Itulah idealnya. Bergotong-royong demi (pilihan) tujuan yang memuliakan kemanusiaan itu sendiri. Jadi ada sikap untuk selalu MEMILIH tindakan yang memuliakan hidup bersama. Terdengar idealis bukan? Namun hal ini sangat mungkin terjadi.
Tujuan
 mulia, berarti tujuan itu mencerminkan kemulian diri – komunitas sebuah
 huta adat. Kemuliaan tentu berbeda dengan kesenangan semu.

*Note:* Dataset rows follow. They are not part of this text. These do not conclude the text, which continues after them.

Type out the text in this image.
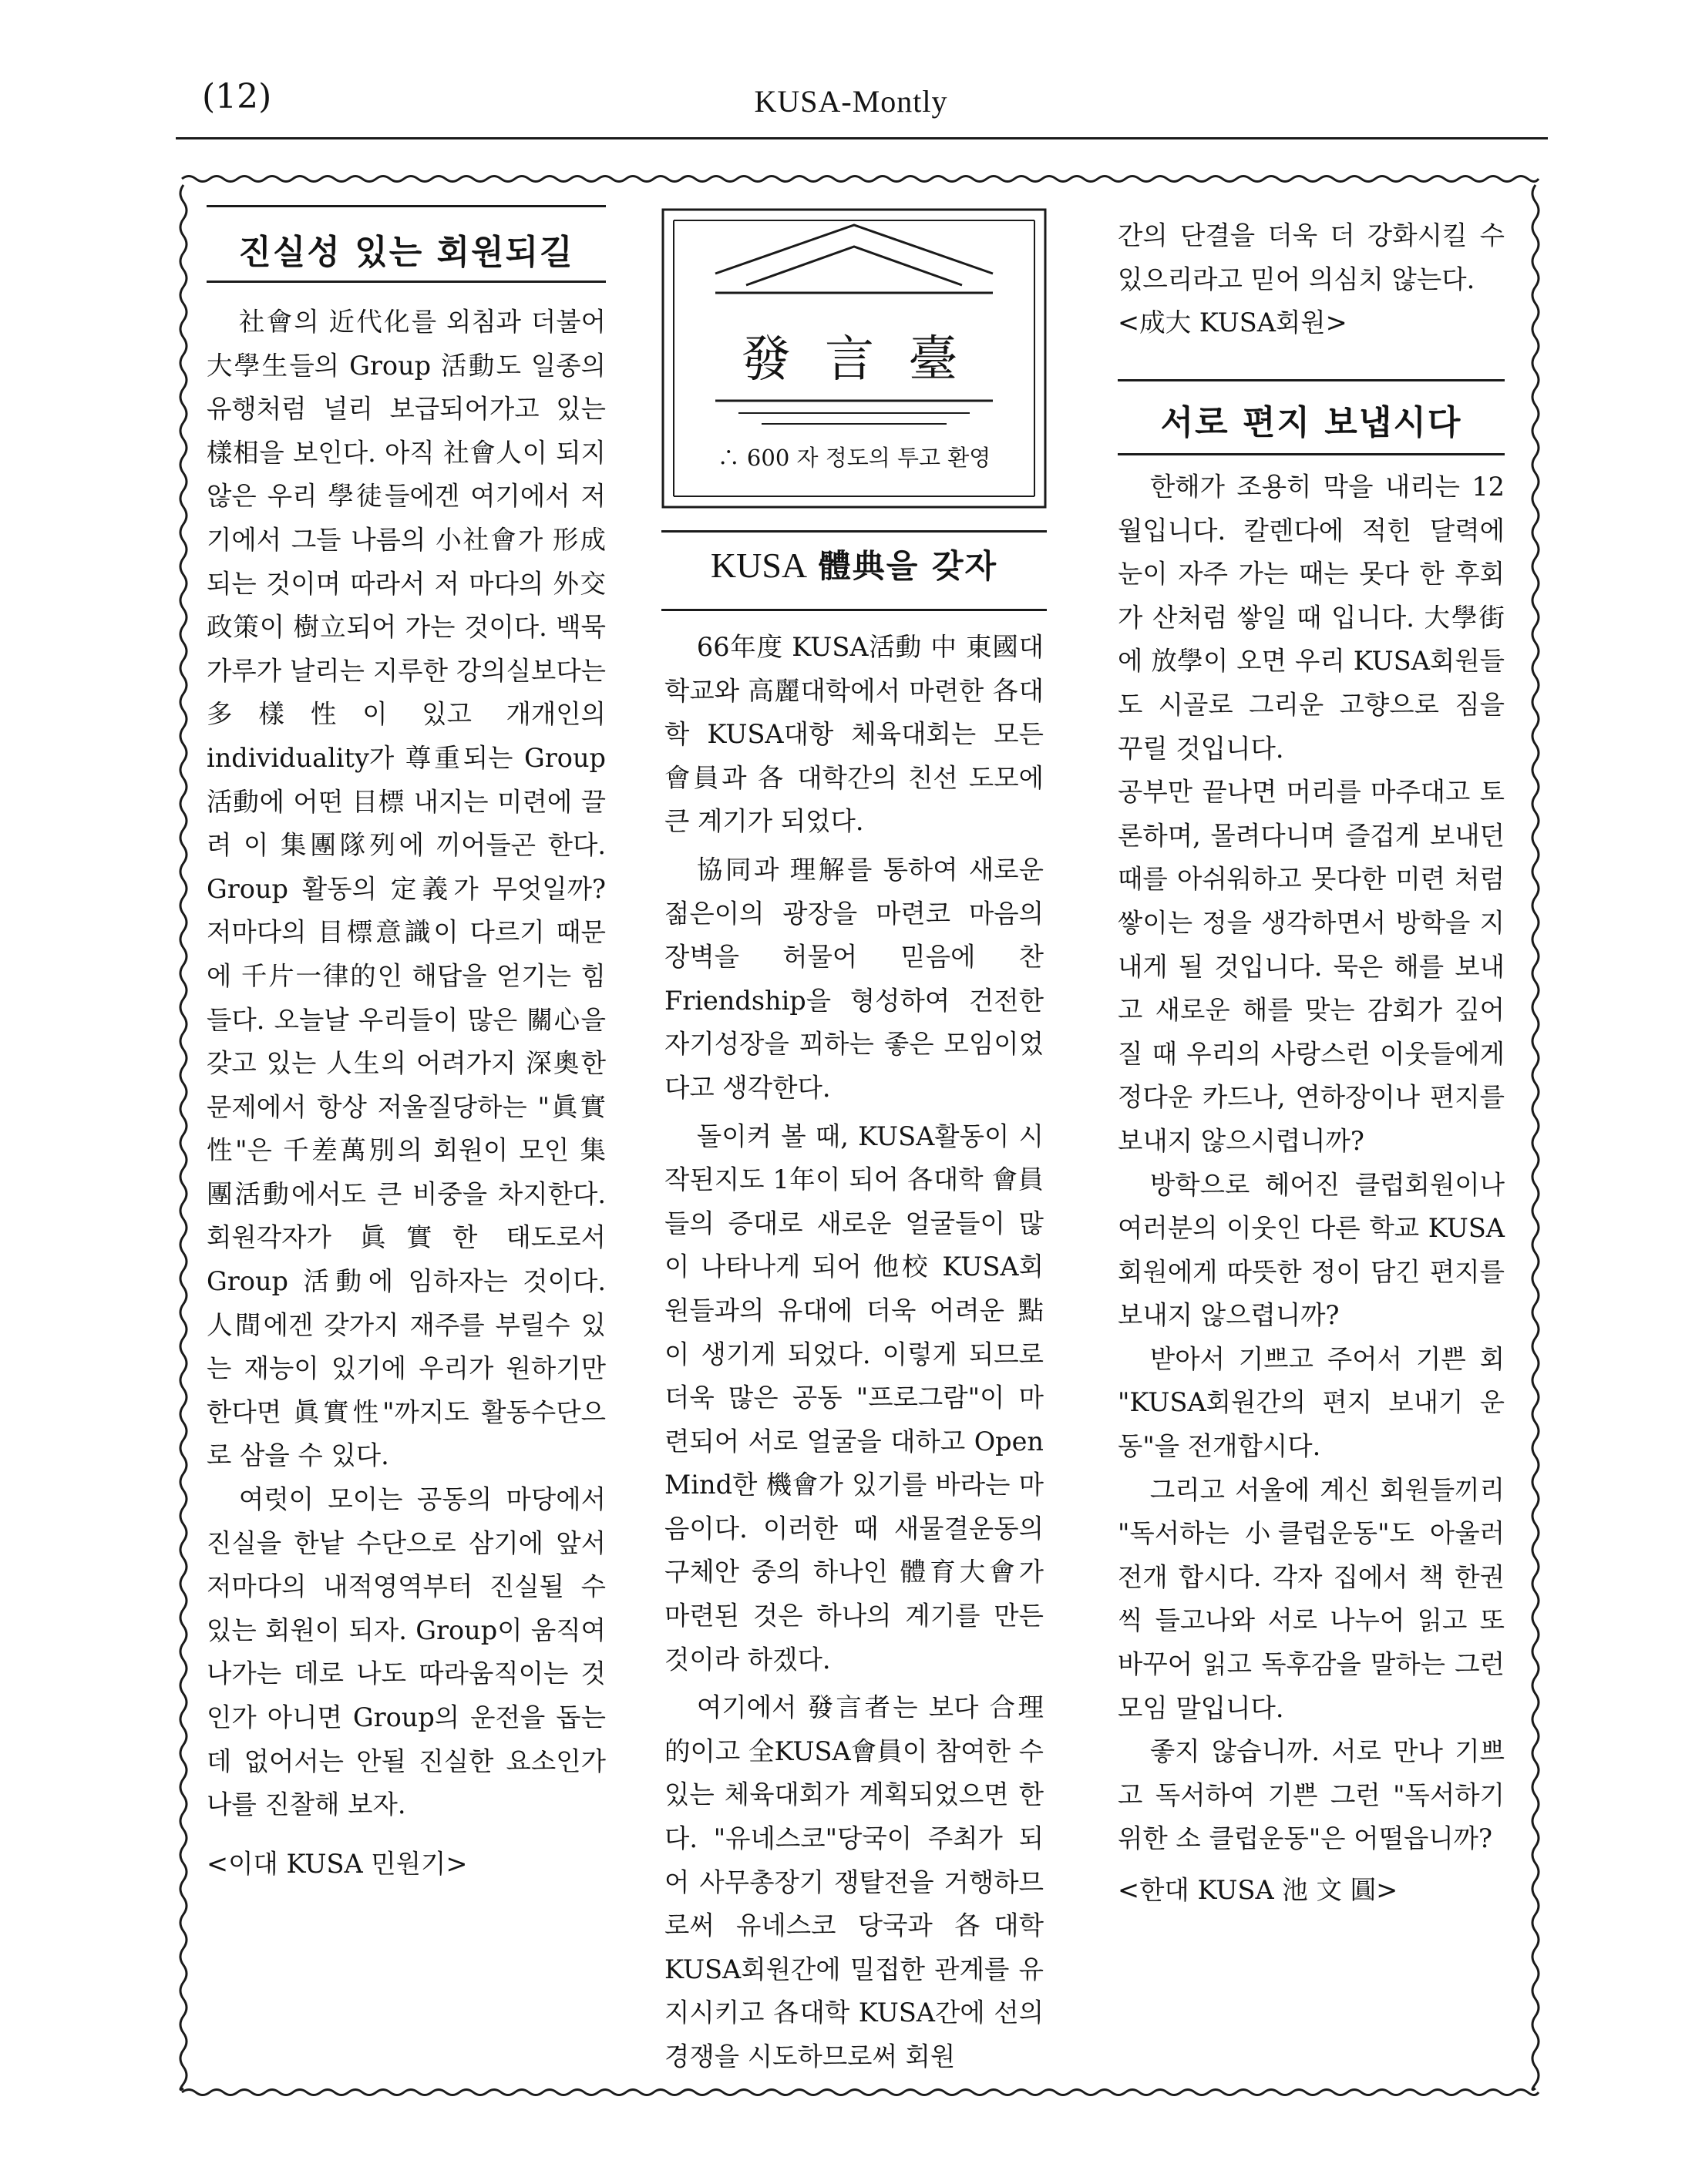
(12)	KUSA-Montly
진실성 있는 회원되길

社會의 近代化를 외침과 더불어 大學生들의 Group 活動도 일종의 유행처럼 널리 보급되어가고 있는 樣相을 보인다. 아직 社會人이 되지 않은 우리 學徒들에겐 여기에서 저기에서 그들 나름의 小社會가 形成되는 것이며 따라서 저 마다의 外交政策이 樹立되어 가는 것이다. 백묵가루가 날리는 지루한 강의실보다는 多樣性이 있고 개개인의 individuality가 尊重되는 Group 活動에 어떤 目標 내지는 미련에 끌려 이 集團隊列에 끼어들곤 한다. Group 활동의 定義가 무엇일까? 저마다의 目標意識이 다르기 때문에 千片一律的인 해답을 얻기는 힘들다. 오늘날 우리들이 많은 關心을 갖고 있는 人生의 어려가지 深奧한 문제에서 항상 저울질당하는 "眞實性"은 千差萬別의 회원이 모인 集團活動에서도 큰 비중을 차지한다. 회원각자가 眞實한 태도로서 Group 活動에 임하자는 것이다. 人間에겐 갖가지 재주를 부릴수 있는 재능이 있기에 우리가 원하기만 한다면 眞實性"까지도 활동수단으로 삼을 수 있다.

여럿이 모이는 공동의 마당에서 진실을 한낱 수단으로 삼기에 앞서 저마다의 내적영역부터 진실될 수 있는 회원이 되자. Group이 움직여 나가는 데로 나도 따라움직이는 것인가 아니면 Group의 운전을 돕는데 없어서는 안될 진실한 요소인가 나를 진찰해 보자.

<이대 KUSA 민원기>

發 言 臺
∴ 600 자 정도의 투고 환영
KUSA 體典을 갖자

66年度 KUSA活動 中 東國대학교와 高麗대학에서 마련한 各대학 KUSA대항 체육대회는 모든 會員과 各 대학간의 친선 도모에 큰 계기가 되었다.

協同과 理解를 통하여 새로운 젊은이의 광장을 마련코 마음의 장벽을 허물어 믿음에 찬 Friendship을 형성하여 건전한 자기성장을 꾀하는 좋은 모임이었다고 생각한다.

돌이켜 볼 때, KUSA활동이 시작된지도 1年이 되어 各대학 會員들의 증대로 새로운 얼굴들이 많이 나타나게 되어 他校 KUSA회원들과의 유대에 더욱 어려운 點이 생기게 되었다. 이렇게 되므로 더욱 많은 공동 "프로그람"이 마련되어 서로 얼굴을 대하고 Open Mind한 機會가 있기를 바라는 마음이다. 이러한 때 새물결운동의 구체안 중의 하나인 體育大會가 마련된 것은 하나의 계기를 만든 것이라 하겠다.

여기에서 發言者는 보다 合理的이고 全KUSA會員이 참여한 수 있는 체육대회가 계획되었으면 한다. "유네스코"당국이 주최가 되어 사무총장기 쟁탈전을 거행하므로써 유네스코 당국과 各대학 KUSA회원간에 밀접한 관계를 유지시키고 各대학 KUSA간에 선의 경쟁을 시도하므로써 회원

간의 단결을 더욱 더 강화시킬 수 있으리라고 믿어 의심치 않는다.

<成大 KUSA회원>

서로 편지 보냅시다

한해가 조용히 막을 내리는 12월입니다. 칼렌다에 적힌 달력에 눈이 자주 가는 때는 못다 한 후회가 산처럼 쌓일 때 입니다. 大學街에 放學이 오면 우리 KUSA회원들도 시골로 그리운 고향으로 짐을 꾸릴 것입니다.

공부만 끝나면 머리를 마주대고 토론하며, 몰려다니며 즐겁게 보내던 때를 아쉬워하고 못다한 미련 처럼 쌓이는 정을 생각하면서 방학을 지내게 될 것입니다. 묵은 해를 보내고 새로운 해를 맞는 감회가 깊어질 때 우리의 사랑스런 이웃들에게 정다운 카드나, 연하장이나 편지를 보내지 않으시렵니까?

방학으로 헤어진 클럽회원이나 여러분의 이웃인 다른 학교 KUSA회원에게 따뜻한 정이 담긴 편지를 보내지 않으렵니까?

받아서 기쁘고 주어서 기쁜 회 "KUSA회원간의 편지 보내기 운동"을 전개합시다.

그리고 서울에 계신 회원들끼리 "독서하는 小클럽운동"도 아울러 전개 합시다. 각자 집에서 책 한권씩 들고나와 서로 나누어 읽고 또 바꾸어 읽고 독후감을 말하는 그런 모임 말입니다.

좋지 않습니까. 서로 만나 기쁘고 독서하여 기쁜 그런 "독서하기 위한 소 클럽운동"은 어떨읍니까?

<한대 KUSA 池 文 圓>
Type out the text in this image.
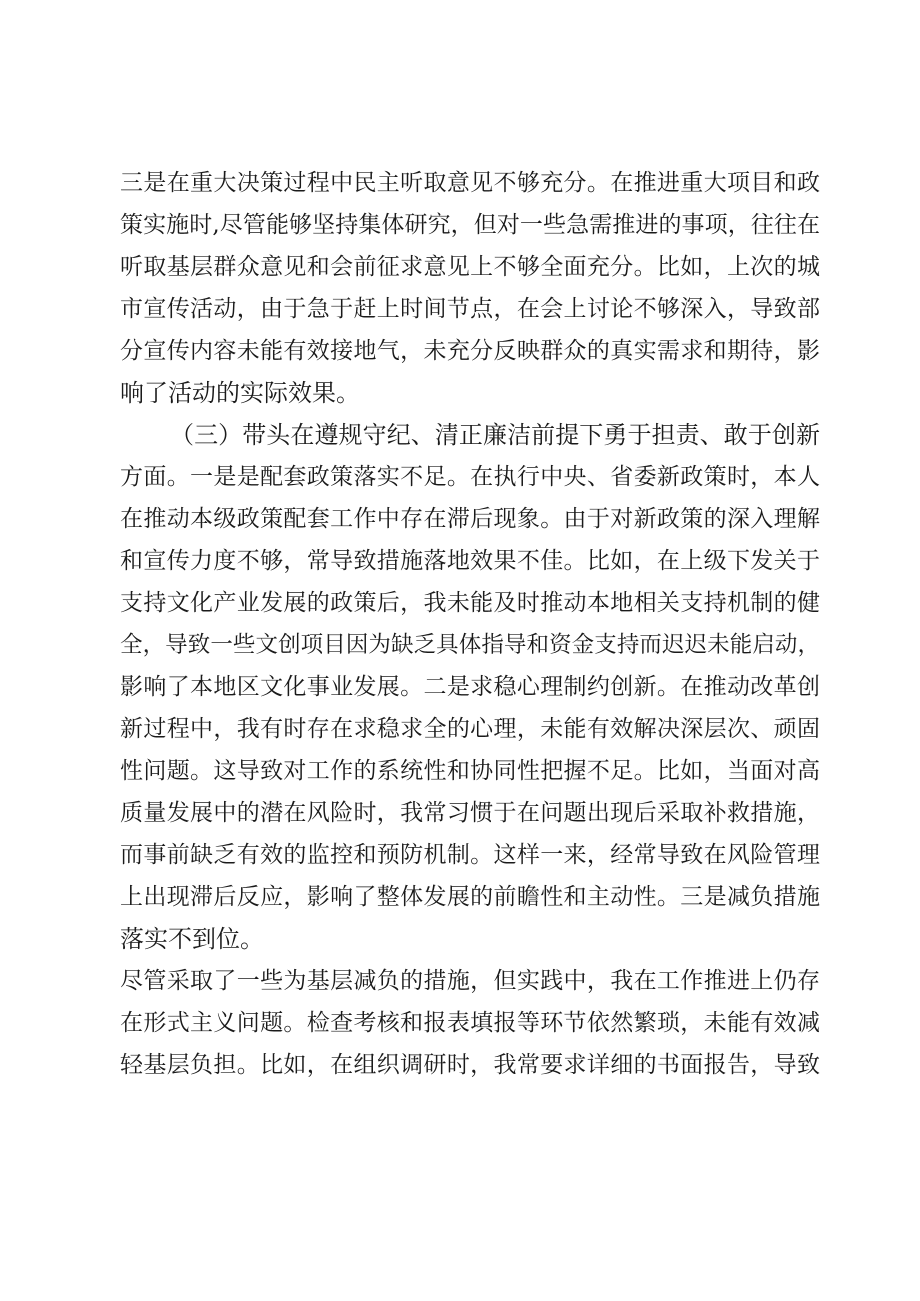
三是在重大决策过程中民主听取意见不够充分。在推进重大项目和政
策实施时,尽管能够坚持集体研究，但对一些急需推进的事项，往往在
听取基层群众意见和会前征求意见上不够全面充分。比如，上次的城
市宣传活动，由于急于赶上时间节点，在会上讨论不够深入，导致部
分宣传内容未能有效接地气，未充分反映群众的真实需求和期待，影
响了活动的实际效果。
（三）带头在遵规守纪、清正廉洁前提下勇于担责、敢于创新
方面。一是是配套政策落实不足。在执行中央、省委新政策时，本人
在推动本级政策配套工作中存在滞后现象。由于对新政策的深入理解
和宣传力度不够，常导致措施落地效果不佳。比如，在上级下发关于
支持文化产业发展的政策后，我未能及时推动本地相关支持机制的健
全，导致一些文创项目因为缺乏具体指导和资金支持而迟迟未能启动，
影响了本地区文化事业发展。二是求稳心理制约创新。在推动改革创
新过程中，我有时存在求稳求全的心理，未能有效解决深层次、顽固
性问题。这导致对工作的系统性和协同性把握不足。比如，当面对高
质量发展中的潜在风险时，我常习惯于在问题出现后采取补救措施，
而事前缺乏有效的监控和预防机制。这样一来，经常导致在风险管理
上出现滞后反应，影响了整体发展的前瞻性和主动性。三是减负措施
落实不到位。
尽管采取了一些为基层减负的措施，但实践中，我在工作推进上仍存
在形式主义问题。检查考核和报表填报等环节依然繁琐，未能有效减
轻基层负担。比如，在组织调研时，我常要求详细的书面报告，导致
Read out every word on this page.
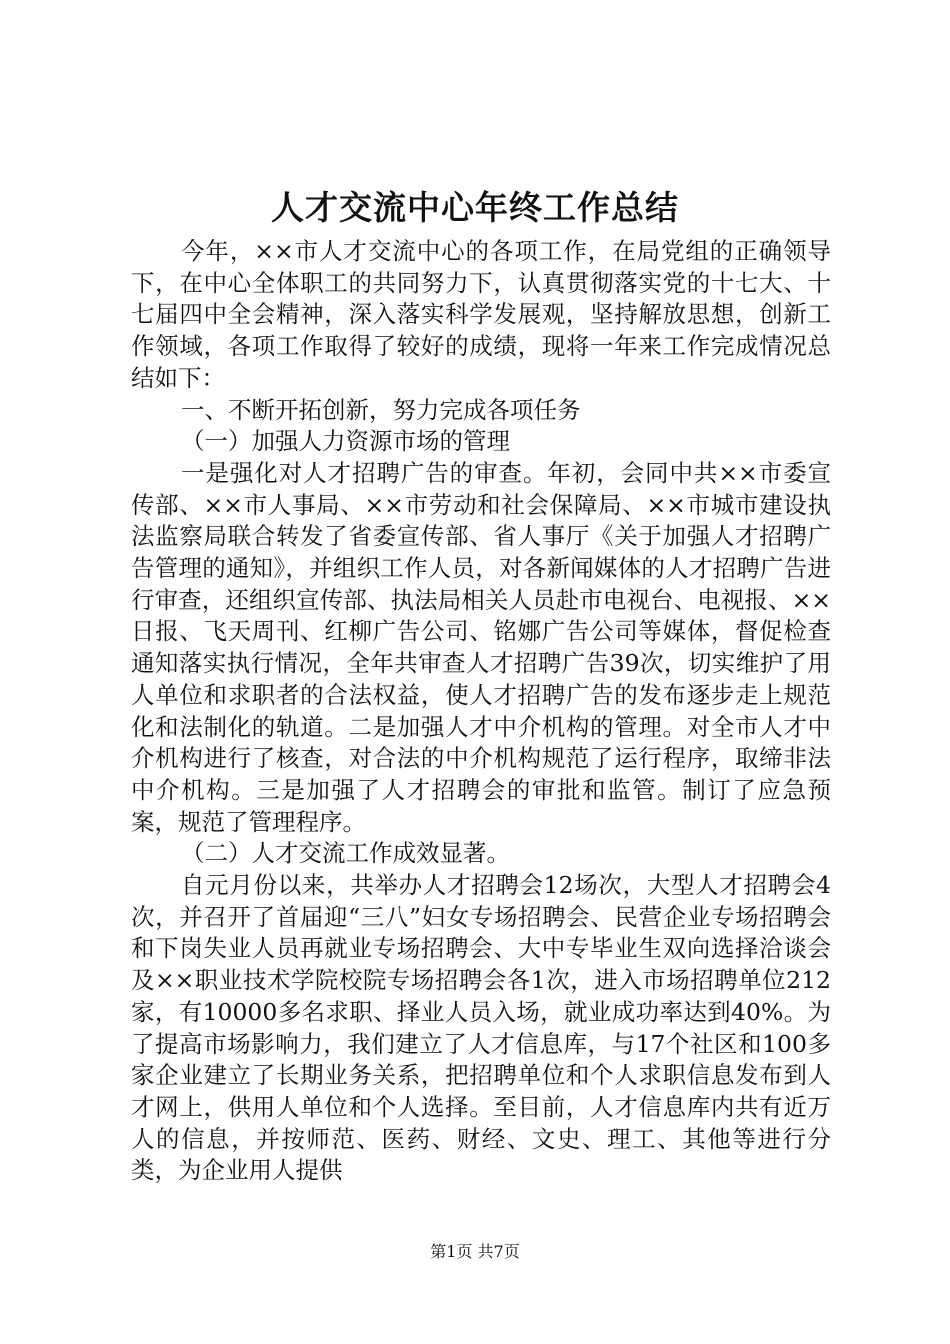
人才交流中心年终工作总结

今年，××市人才交流中心的各项工作，在局党组的正确领导下，在中心全体职工的共同努力下，认真贯彻落实党的十七大、十七届四中全会精神，深入落实科学发展观，坚持解放思想，创新工作领域，各项工作取得了较好的成绩，现将一年来工作完成情况总结如下：

一、不断开拓创新，努力完成各项任务

（一）加强人力资源市场的管理

一是强化对人才招聘广告的审查。年初，会同中共××市委宣传部、××市人事局、××市劳动和社会保障局、××市城市建设执法监察局联合转发了省委宣传部、省人事厅《关于加强人才招聘广告管理的通知》，并组织工作人员，对各新闻媒体的人才招聘广告进行审查，还组织宣传部、执法局相关人员赴市电视台、电视报、××日报、飞天周刊、红柳广告公司、铭娜广告公司等媒体，督促检查通知落实执行情况，全年共审查人才招聘广告39次，切实维护了用人单位和求职者的合法权益，使人才招聘广告的发布逐步走上规范化和法制化的轨道。二是加强人才中介机构的管理。对全市人才中介机构进行了核查，对合法的中介机构规范了运行程序，取缔非法中介机构。三是加强了人才招聘会的审批和监管。制订了应急预案，规范了管理程序。

（二）人才交流工作成效显著。

自元月份以来，共举办人才招聘会12场次，大型人才招聘会4次，并召开了首届迎“三八”妇女专场招聘会、民营企业专场招聘会和下岗失业人员再就业专场招聘会、大中专毕业生双向选择洽谈会及××职业技术学院校院专场招聘会各1次，进入市场招聘单位212家，有10000多名求职、择业人员入场，就业成功率达到40%。为了提高市场影响力，我们建立了人才信息库，与17个社区和100多家企业建立了长期业务关系，把招聘单位和个人求职信息发布到人才网上，供用人单位和个人选择。至目前，人才信息库内共有近万人的信息，并按师范、医药、财经、文史、理工、其他等进行分类，为企业用人提供

第1页 共7页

Kemulian berarti selaras dengan alam dan hukum alam serta sesuai dengan nilai-nilai universal kemanusiaan. (baca tulisan penulis sebelumnya; Siparutang Do Ahu Bani Simalungun, yang menjelaskan 5 hutang yang dimiliki manusia sejak lahir).
Selaras dengan Alam
Jadi ketika kata Gotong-royong dipadukan dengan kemuliaan – tujuan yang mulia, pastilah bermakna keselarasan dengan prinsip-prinsip kemanusiaan yang universal – kesetaraan, keadilan, kebahagiaan, cinta, dan kasih.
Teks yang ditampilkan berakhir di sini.